= Dino Bigongiari =

Dino Bigongiari (March 22, 1879 – September 5, 1965) was an Italian-American medievalist and Dante expert. He was the Da Ponte Professor of Italian at Columbia University.

== Biography ==
Bigongiari was born in Seravezza, Italy. He came to the United States at a young age and attended public schools in Brooklyn. He then earned his B.A. from Columbia University in 1902 and began teaching at Columbia since 1904 as an assistant in Latin without salary. He took a leave of absence from Columbia and served in the Italian Army during World War I as a mounted artillery officer.
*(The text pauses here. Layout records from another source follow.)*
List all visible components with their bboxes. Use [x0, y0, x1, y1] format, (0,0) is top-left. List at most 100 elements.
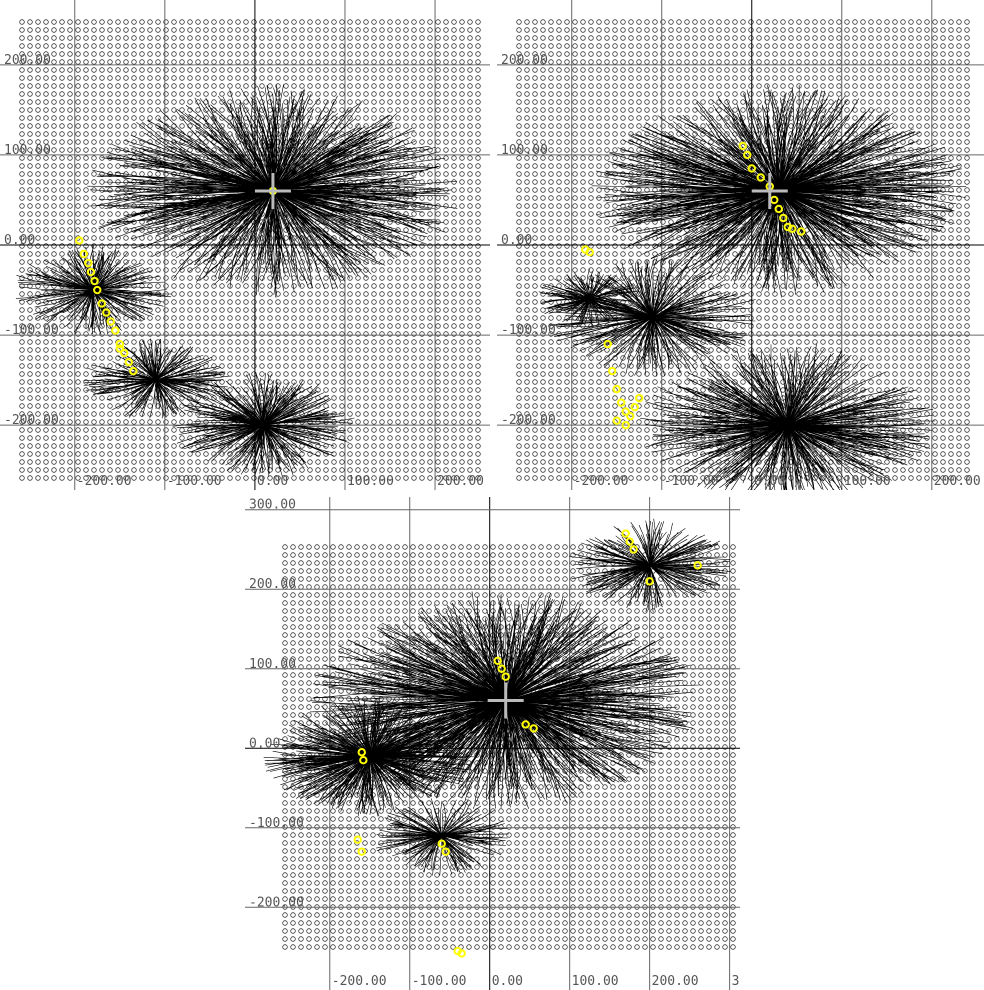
- lattice-dot: [156, 260, 161, 265]
- lattice-dot: [84, 140, 89, 145]
- lattice-dot: [372, 332, 377, 337]
- y-tick-label: 0.00: [4, 233, 35, 248]
- lattice-dot: [220, 60, 225, 65]
- lattice-dot: [444, 196, 449, 201]
- lattice-dot: [861, 68, 866, 73]
- lattice-dot: [861, 60, 866, 65]
- lattice-dot: [20, 124, 25, 129]
- lattice-dot: [965, 228, 970, 233]
- lattice-dot: [677, 76, 682, 81]
- lattice-dot: [180, 52, 185, 57]
- lattice-dot: [420, 460, 425, 465]
- lattice-dot: [340, 60, 345, 65]
- lattice-dot: [476, 276, 481, 281]
- lattice-dot: [204, 300, 209, 305]
- lattice-dot: [541, 204, 546, 209]
- lattice-dot: [28, 428, 33, 433]
- lattice-dot: [468, 460, 473, 465]
- lattice-dot: [933, 68, 938, 73]
- lattice-dot: [460, 316, 465, 321]
- lattice-dot: [452, 76, 457, 81]
- lattice-dot: [140, 444, 145, 449]
- lattice-dot: [340, 380, 345, 385]
- lattice-dot: [517, 76, 522, 81]
- lattice-dot: [444, 212, 449, 217]
- lattice-dot: [68, 324, 73, 329]
- lattice-dot: [348, 52, 353, 57]
- lattice-dot: [84, 36, 89, 41]
- lattice-dot: [228, 76, 233, 81]
- lattice-dot: [372, 468, 377, 473]
- lattice-dot: [629, 100, 634, 105]
- lattice-dot: [356, 396, 361, 401]
- lattice-dot: [645, 44, 650, 49]
- lattice-dot: [116, 428, 121, 433]
- lattice-dot: [140, 60, 145, 65]
- lattice-dot: [300, 60, 305, 65]
- lattice-dot: [100, 444, 105, 449]
- lattice-dot: [204, 60, 209, 65]
- lattice-dot: [84, 180, 89, 185]
- lattice-dot: [468, 284, 473, 289]
- lattice-dot: [933, 20, 938, 25]
- lattice-dot: [356, 28, 361, 33]
- lattice-dot: [236, 28, 241, 33]
- lattice-dot: [669, 92, 674, 97]
- lattice-dot: [220, 76, 225, 81]
- lattice-dot: [140, 36, 145, 41]
- lattice-dot: [541, 108, 546, 113]
- lattice-dot: [565, 92, 570, 97]
- lattice-dot: [308, 364, 313, 369]
- lattice-dot: [364, 356, 369, 361]
- lattice-dot: [316, 28, 321, 33]
- lattice-dot: [100, 468, 105, 473]
- lattice-dot: [396, 292, 401, 297]
- lattice-dot: [68, 68, 73, 73]
- lattice-dot: [460, 460, 465, 465]
- lattice-dot: [92, 76, 97, 81]
- lattice-dot: [597, 204, 602, 209]
- lattice-dot: [444, 124, 449, 129]
- lattice-dot: [420, 300, 425, 305]
- lattice-dot: [220, 468, 225, 473]
- lattice-dot: [348, 356, 353, 361]
- panel: -200.00-100.000.00100.00200.00-200.00-10…: [0, 0, 490, 490]
- lattice-dot: [693, 28, 698, 33]
- lattice-dot: [356, 468, 361, 473]
- lattice-dot: [468, 156, 473, 161]
- lattice-dot: [132, 44, 137, 49]
- lattice-dot: [468, 188, 473, 193]
- lattice-dot: [364, 292, 369, 297]
- lattice-dot: [428, 36, 433, 41]
- lattice-dot: [965, 100, 970, 105]
- lattice-dot: [372, 444, 377, 449]
- lattice-dot: [396, 476, 401, 481]
- lattice-dot: [196, 332, 201, 337]
- lattice-dot: [348, 460, 353, 465]
- lattice-dot: [20, 308, 25, 313]
- lattice-dot: [901, 52, 906, 57]
- lattice-dot: [132, 468, 137, 473]
- lattice-dot: [180, 468, 185, 473]
- lattice-dot: [68, 124, 73, 129]
- lattice-dot: [637, 20, 642, 25]
- lattice-dot: [316, 460, 321, 465]
- lattice-dot: [36, 172, 41, 177]
- lattice-dot: [460, 76, 465, 81]
- lattice-dot: [589, 44, 594, 49]
- lattice-dot: [613, 180, 618, 185]
- lattice-dot: [196, 316, 201, 321]
- lattice-dot: [557, 20, 562, 25]
- lattice-dot: [276, 332, 281, 337]
- lattice-dot: [52, 172, 57, 177]
- lattice-dot: [396, 36, 401, 41]
- lattice-dot: [292, 36, 297, 41]
- lattice-dot: [428, 292, 433, 297]
- lattice-dot: [476, 156, 481, 161]
- lattice-dot: [605, 60, 610, 65]
- lattice-dot: [204, 468, 209, 473]
- lattice-dot: [468, 76, 473, 81]
- lattice-dot: [228, 28, 233, 33]
- lattice-dot: [404, 420, 409, 425]
- y-tick-label: -200.00: [4, 413, 59, 428]
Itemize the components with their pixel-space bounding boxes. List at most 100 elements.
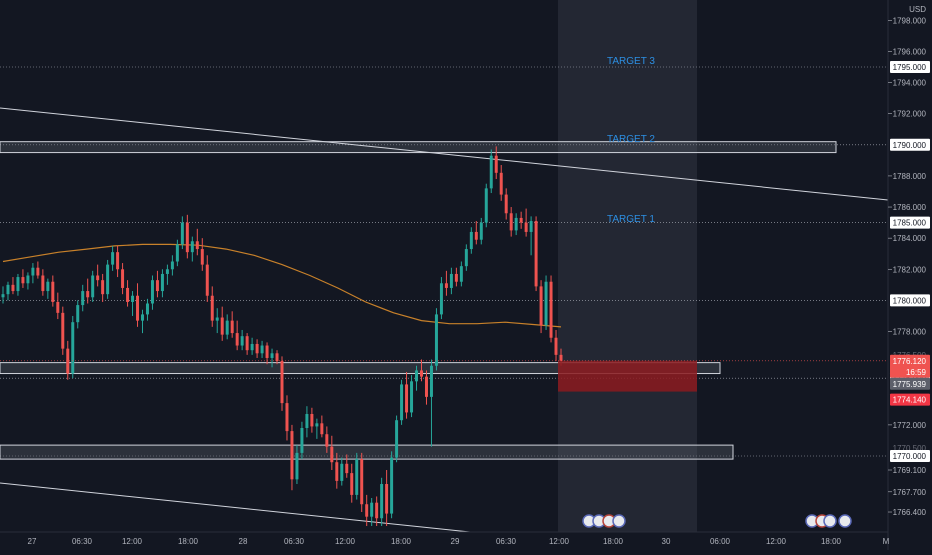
- candle-body: [6, 284, 10, 295]
- candle-body: [355, 459, 359, 495]
- time-tick-label: 29: [451, 537, 460, 546]
- candle-body: [190, 241, 194, 253]
- candle-body: [170, 261, 174, 270]
- candle-body: [200, 249, 204, 265]
- target-labels: TARGET 3 TARGET 2 TARGET 1: [607, 56, 655, 225]
- candle-body: [116, 252, 120, 270]
- candle-body: [71, 322, 75, 374]
- candle-body: [150, 280, 154, 304]
- support-resistance-zone-2[interactable]: [0, 444, 734, 460]
- event-icons[interactable]: [582, 514, 852, 528]
- candle-body: [464, 249, 468, 267]
- calendar-events-icon-2[interactable]: [805, 514, 852, 528]
- candle-body: [544, 281, 548, 326]
- candles-layer: [1, 146, 563, 527]
- candle-body: [489, 155, 493, 189]
- price-tick-label: 1796.000: [893, 47, 927, 56]
- price-tick-label: 1772.000: [893, 421, 927, 430]
- candle-body: [529, 221, 533, 232]
- time-ticks[interactable]: 27 06:30 12:00 18:00 28 06:30 12:00 18:00 29 06:3…: [28, 537, 890, 546]
- price-tick-label: 1766.400: [893, 508, 927, 517]
- price-tick-label-faded: 1770.500: [893, 444, 927, 453]
- time-tick-label: 18:00: [821, 537, 842, 546]
- price-tick-label: 1792.000: [893, 110, 927, 119]
- candle-body: [459, 266, 463, 282]
- candle-body: [454, 273, 458, 282]
- candle-body: [1, 294, 5, 298]
- candle-body: [51, 281, 55, 302]
- candle-body: [295, 452, 299, 480]
- time-tick-label: 18:00: [603, 537, 624, 546]
- candle-body: [260, 345, 264, 354]
- time-tick-label: 06:30: [284, 537, 305, 546]
- last-price-text: 1776.120: [893, 357, 927, 366]
- candle-body: [350, 473, 354, 495]
- upper-trendline[interactable]: [0, 107, 889, 201]
- time-tick-label: 06:00: [710, 537, 731, 546]
- time-tick-label: 27: [28, 537, 37, 546]
- lower-trendline[interactable]: [0, 482, 471, 533]
- candle-body: [155, 280, 159, 292]
- support-resistance-zone-0[interactable]: [0, 141, 837, 154]
- level-price-badge: [890, 216, 930, 229]
- candle-body: [275, 353, 279, 362]
- level-price-badge: [890, 61, 930, 73]
- candle-body: [474, 231, 478, 240]
- level-price-badge-text: 1785.000: [893, 219, 927, 228]
- level-price-badge-text: 1795.000: [893, 63, 927, 72]
- price-tick-label: 1769.100: [893, 466, 927, 475]
- candle-body: [479, 222, 483, 240]
- candle-body: [21, 277, 25, 284]
- candle-body: [41, 275, 45, 292]
- candle-body: [420, 370, 423, 377]
- candle-body: [46, 281, 50, 292]
- candle-body: [310, 413, 314, 427]
- candle-body: [121, 269, 125, 288]
- time-tick-label: 12:00: [549, 537, 570, 546]
- candle-body: [504, 194, 508, 214]
- candle-body: [136, 295, 140, 321]
- candle-body: [91, 275, 95, 298]
- candle-body: [111, 252, 115, 265]
- stop-loss-zone[interactable]: [558, 360, 697, 392]
- candle-body: [444, 283, 448, 288]
- candle-body: [390, 457, 394, 514]
- candle-body: [380, 484, 384, 519]
- level-price-badge: [890, 138, 930, 151]
- candle-body: [126, 287, 130, 302]
- candle-body: [210, 295, 214, 321]
- candle-body: [549, 281, 553, 338]
- support-resistance-zone-1[interactable]: [0, 362, 721, 375]
- candle-body: [205, 264, 209, 296]
- candle-body: [315, 423, 319, 427]
- price-tick-label: 1786.000: [893, 203, 927, 212]
- candle-body: [160, 273, 164, 292]
- candle-body: [131, 295, 135, 302]
- time-tick-label: 06:30: [72, 537, 93, 546]
- price-tick-label: 1782.000: [893, 265, 927, 274]
- candle-body: [429, 365, 433, 397]
- level-price-badge: [890, 450, 930, 462]
- candle-body: [56, 301, 60, 313]
- candle-body: [86, 291, 90, 298]
- candle-body: [250, 343, 254, 351]
- candle-body: [265, 345, 269, 358]
- candle-body: [410, 381, 414, 413]
- time-tick-label: 30: [662, 537, 671, 546]
- candle-body: [415, 370, 419, 382]
- candle-body: [66, 348, 70, 374]
- candle-body: [290, 431, 294, 480]
- candle-body: [469, 231, 473, 250]
- candle-body: [449, 273, 453, 288]
- price-tick-label: 1794.000: [893, 79, 927, 88]
- candle-body: [31, 267, 35, 276]
- time-tick-label: 12:00: [335, 537, 356, 546]
- price-tick-label: 1788.000: [893, 172, 927, 181]
- candle-body: [36, 267, 40, 276]
- candle-body: [61, 312, 65, 349]
- candle-body: [524, 222, 528, 232]
- price-tick-label: 1784.000: [893, 234, 927, 243]
- calendar-events-icon[interactable]: [582, 514, 626, 528]
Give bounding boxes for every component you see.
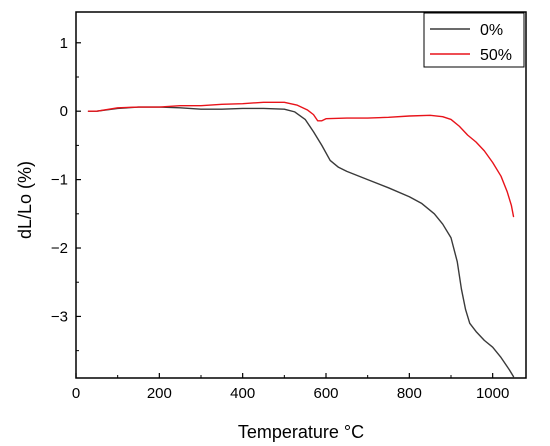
y-tick-label: 0: [60, 103, 68, 120]
y-tick-label: −2: [51, 240, 68, 257]
legend-label-0: 0%: [480, 22, 503, 39]
series-layer: [87, 101, 515, 378]
y-axis-ticks: 1 0 −1 −2 −3: [51, 35, 81, 352]
plot-frame: [75, 11, 527, 379]
x-axis-title: Temperature °C: [238, 422, 364, 442]
x-tick-label: 600: [313, 385, 338, 402]
x-tick-label: 400: [230, 385, 255, 402]
series-line-1: [87, 101, 515, 218]
x-tick-label: 1000: [476, 385, 509, 402]
y-axis-title: dL/Lo (%): [15, 161, 35, 239]
y-tick-label: −3: [51, 308, 68, 325]
series-line-0: [87, 106, 515, 378]
x-tick-label: 0: [72, 385, 80, 402]
plot-border: [75, 11, 527, 379]
legend: 0% 50%: [423, 12, 525, 68]
x-axis-ticks: 0 200 400 600 800 1000: [72, 373, 509, 402]
legend-box: [423, 12, 525, 68]
y-tick-label: 1: [60, 35, 68, 52]
y-tick-label: −1: [51, 172, 68, 189]
x-tick-label: 800: [397, 385, 422, 402]
legend-label-1: 50%: [480, 47, 512, 64]
x-tick-label: 200: [147, 385, 172, 402]
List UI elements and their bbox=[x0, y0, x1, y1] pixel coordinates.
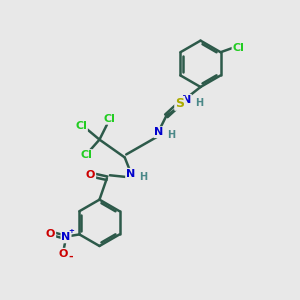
Text: Cl: Cl bbox=[104, 114, 116, 124]
Text: Cl: Cl bbox=[80, 150, 92, 160]
Text: O: O bbox=[46, 230, 55, 239]
Text: S: S bbox=[175, 97, 184, 110]
Text: H: H bbox=[139, 172, 147, 182]
Text: O: O bbox=[86, 170, 95, 180]
Text: H: H bbox=[167, 130, 176, 140]
Text: H: H bbox=[195, 98, 203, 109]
Text: N: N bbox=[182, 95, 191, 105]
Text: N: N bbox=[61, 232, 70, 242]
Text: N: N bbox=[126, 169, 135, 179]
Text: Cl: Cl bbox=[232, 43, 244, 53]
Text: +: + bbox=[68, 228, 74, 234]
Text: Cl: Cl bbox=[75, 121, 87, 131]
Text: -: - bbox=[68, 252, 73, 262]
Text: N: N bbox=[154, 127, 164, 137]
Text: O: O bbox=[58, 249, 68, 259]
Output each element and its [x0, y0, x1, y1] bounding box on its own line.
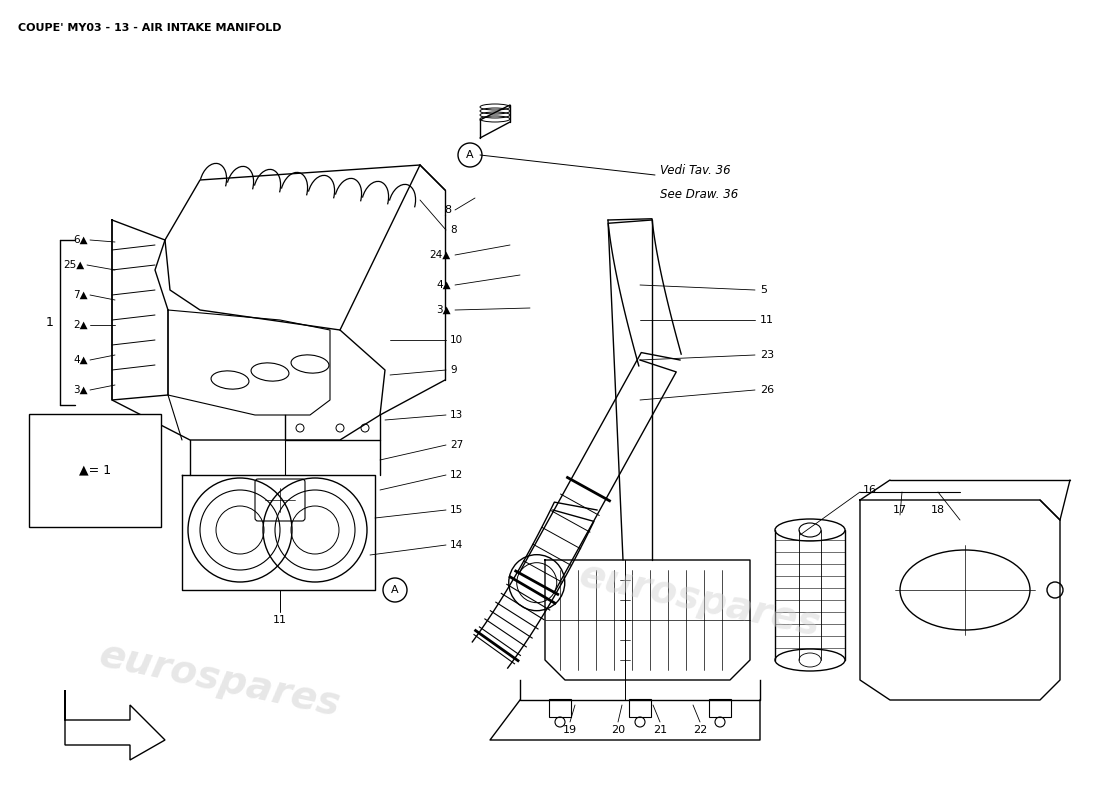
Text: 5: 5	[760, 285, 767, 295]
Text: eurospares: eurospares	[576, 556, 824, 644]
Text: 3▲: 3▲	[437, 305, 451, 315]
Text: 8: 8	[450, 225, 456, 235]
Text: eurospares: eurospares	[96, 636, 344, 724]
Text: 9: 9	[450, 365, 456, 375]
Text: 11: 11	[273, 615, 287, 625]
Text: 4▲: 4▲	[437, 280, 451, 290]
Text: 16: 16	[864, 485, 877, 495]
Text: 7▲: 7▲	[74, 290, 88, 300]
Text: 18: 18	[931, 505, 945, 515]
Text: 22: 22	[693, 725, 707, 735]
Polygon shape	[65, 690, 165, 760]
Text: 1: 1	[46, 317, 54, 330]
Text: 17: 17	[893, 505, 907, 515]
Text: 26: 26	[760, 385, 774, 395]
Text: 11: 11	[760, 315, 774, 325]
Text: 24▲: 24▲	[430, 250, 451, 260]
Text: 25▲: 25▲	[64, 260, 85, 270]
Text: 21: 21	[653, 725, 667, 735]
Text: 14: 14	[450, 540, 463, 550]
Text: 4▲: 4▲	[74, 355, 88, 365]
Text: COUPE' MY03 - 13 - AIR INTAKE MANIFOLD: COUPE' MY03 - 13 - AIR INTAKE MANIFOLD	[18, 23, 282, 33]
Text: A: A	[392, 585, 399, 595]
Text: 2▲: 2▲	[74, 320, 88, 330]
Text: ▲= 1: ▲= 1	[79, 463, 111, 477]
Text: 20: 20	[610, 725, 625, 735]
Text: A: A	[466, 150, 474, 160]
Text: See Draw. 36: See Draw. 36	[660, 189, 738, 202]
Text: 3▲: 3▲	[74, 385, 88, 395]
Text: 27: 27	[450, 440, 463, 450]
Text: 15: 15	[450, 505, 463, 515]
Text: 19: 19	[563, 725, 578, 735]
Text: 12: 12	[450, 470, 463, 480]
Text: 13: 13	[450, 410, 463, 420]
Text: 8: 8	[444, 205, 451, 215]
Text: 23: 23	[760, 350, 774, 360]
Text: Vedi Tav. 36: Vedi Tav. 36	[660, 163, 730, 177]
Text: 6▲: 6▲	[74, 235, 88, 245]
Text: 10: 10	[450, 335, 463, 345]
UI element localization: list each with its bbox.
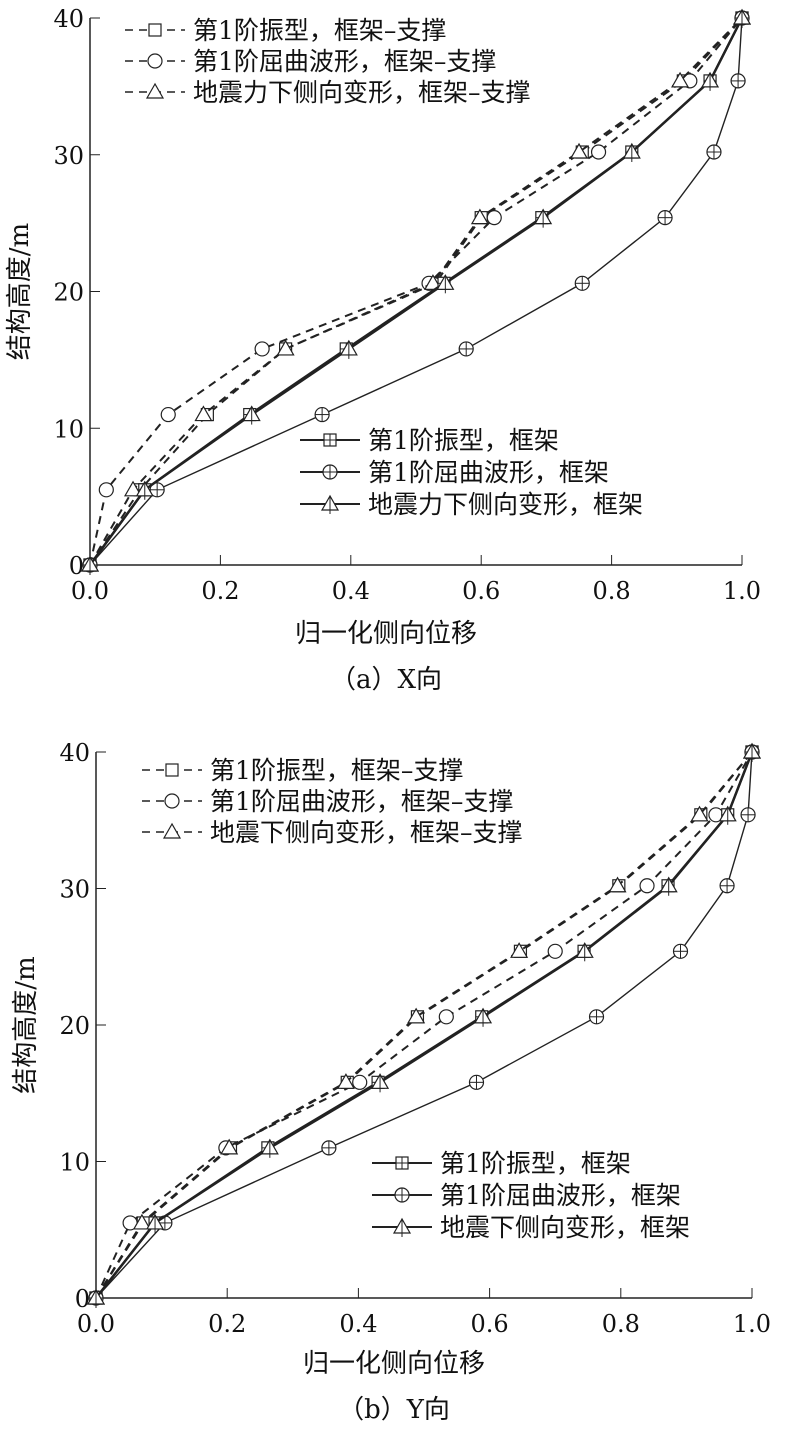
- y-axis-label: 结构高度/m: [11, 956, 41, 1093]
- legend-label: 第1阶振型，框架: [368, 426, 559, 455]
- x-axis-label: 归一化侧向位移: [303, 1349, 485, 1379]
- y-tick-label: 20: [53, 279, 84, 307]
- x-tick-label: 0.0: [71, 577, 109, 605]
- x-tick-label: 0.8: [602, 1310, 640, 1338]
- y-axis-label: 结构高度/m: [5, 223, 35, 360]
- legend-item: 第1阶屈曲波形，框架: [300, 458, 609, 487]
- triangle-marker: [407, 1007, 426, 1024]
- legend-item: 第1阶振型，框架: [300, 426, 559, 455]
- triangle-marker: [470, 208, 489, 225]
- y-tick-label: 30: [59, 876, 90, 904]
- triangle-marker: [690, 805, 709, 822]
- y-tick-label: 0: [69, 552, 84, 580]
- y-tick-label: 40: [59, 739, 90, 767]
- triangle-marker: [123, 480, 143, 497]
- triangle-marker: [194, 405, 213, 422]
- legend-label: 第1阶振型，框架–支撑: [210, 756, 463, 785]
- legend-item: 第1阶屈曲波形，框架: [372, 1181, 681, 1210]
- legend-item: 第1阶振型，框架–支撑: [125, 16, 446, 45]
- circle-marker: [547, 943, 563, 959]
- triangle-marker: [671, 71, 690, 88]
- legend-label: 第1阶振型，框架–支撑: [193, 16, 446, 45]
- series-5: [86, 742, 762, 1308]
- x-tick-label: 0.4: [339, 1310, 377, 1338]
- triangle-marker: [569, 142, 589, 159]
- legend-label: 第1阶屈曲波形，框架: [440, 1181, 681, 1210]
- legend-label: 第1阶屈曲波形，框架: [368, 458, 609, 487]
- y-tick-label: 20: [59, 1012, 90, 1040]
- chart-a: 0.0 0.2 0.4 0.6 0.8 1.0 0 10 20 30 40 归一化侧向位移 结构高度/m…: [5, 5, 761, 695]
- x-tick-label: 0.4: [332, 577, 370, 605]
- circle-marker: [352, 1074, 368, 1090]
- legend-item: 第1阶振型，框架: [372, 1149, 631, 1178]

He became the Da Ponte Professor of Italian in 1929. As a professor at Columbia, Bigongiari was a founder of Casa Italiana. He was also the chair of the Italian department at Columbia during the 1930s and was criticized for his ties to Italian fascism.

The New York Times noted that he "eschewed every convenient means of academic advancement" such earning advanced degrees and publishing academic papers. Nevertheless, he gained prominence in academic circles and was respected for his work on Dante, Plutarch, Augustine of Hippo, and Thomas Aquinas, which were published in a 1964 essay collection. He received an honorary Doctor of Letters in 1955 from Columbia.

His students at Columbia included Italian-American writer and dramatist Anne Paolucci.

Bigongiari retired from teaching in 1950.

== Personal life and family ==
He died on September 5, 1965, in Seravezza. He married Glays Van Brunt in 1930. His cousin, Gino Bigongiari, was also a professor at Columbia University and a scholar on Dante.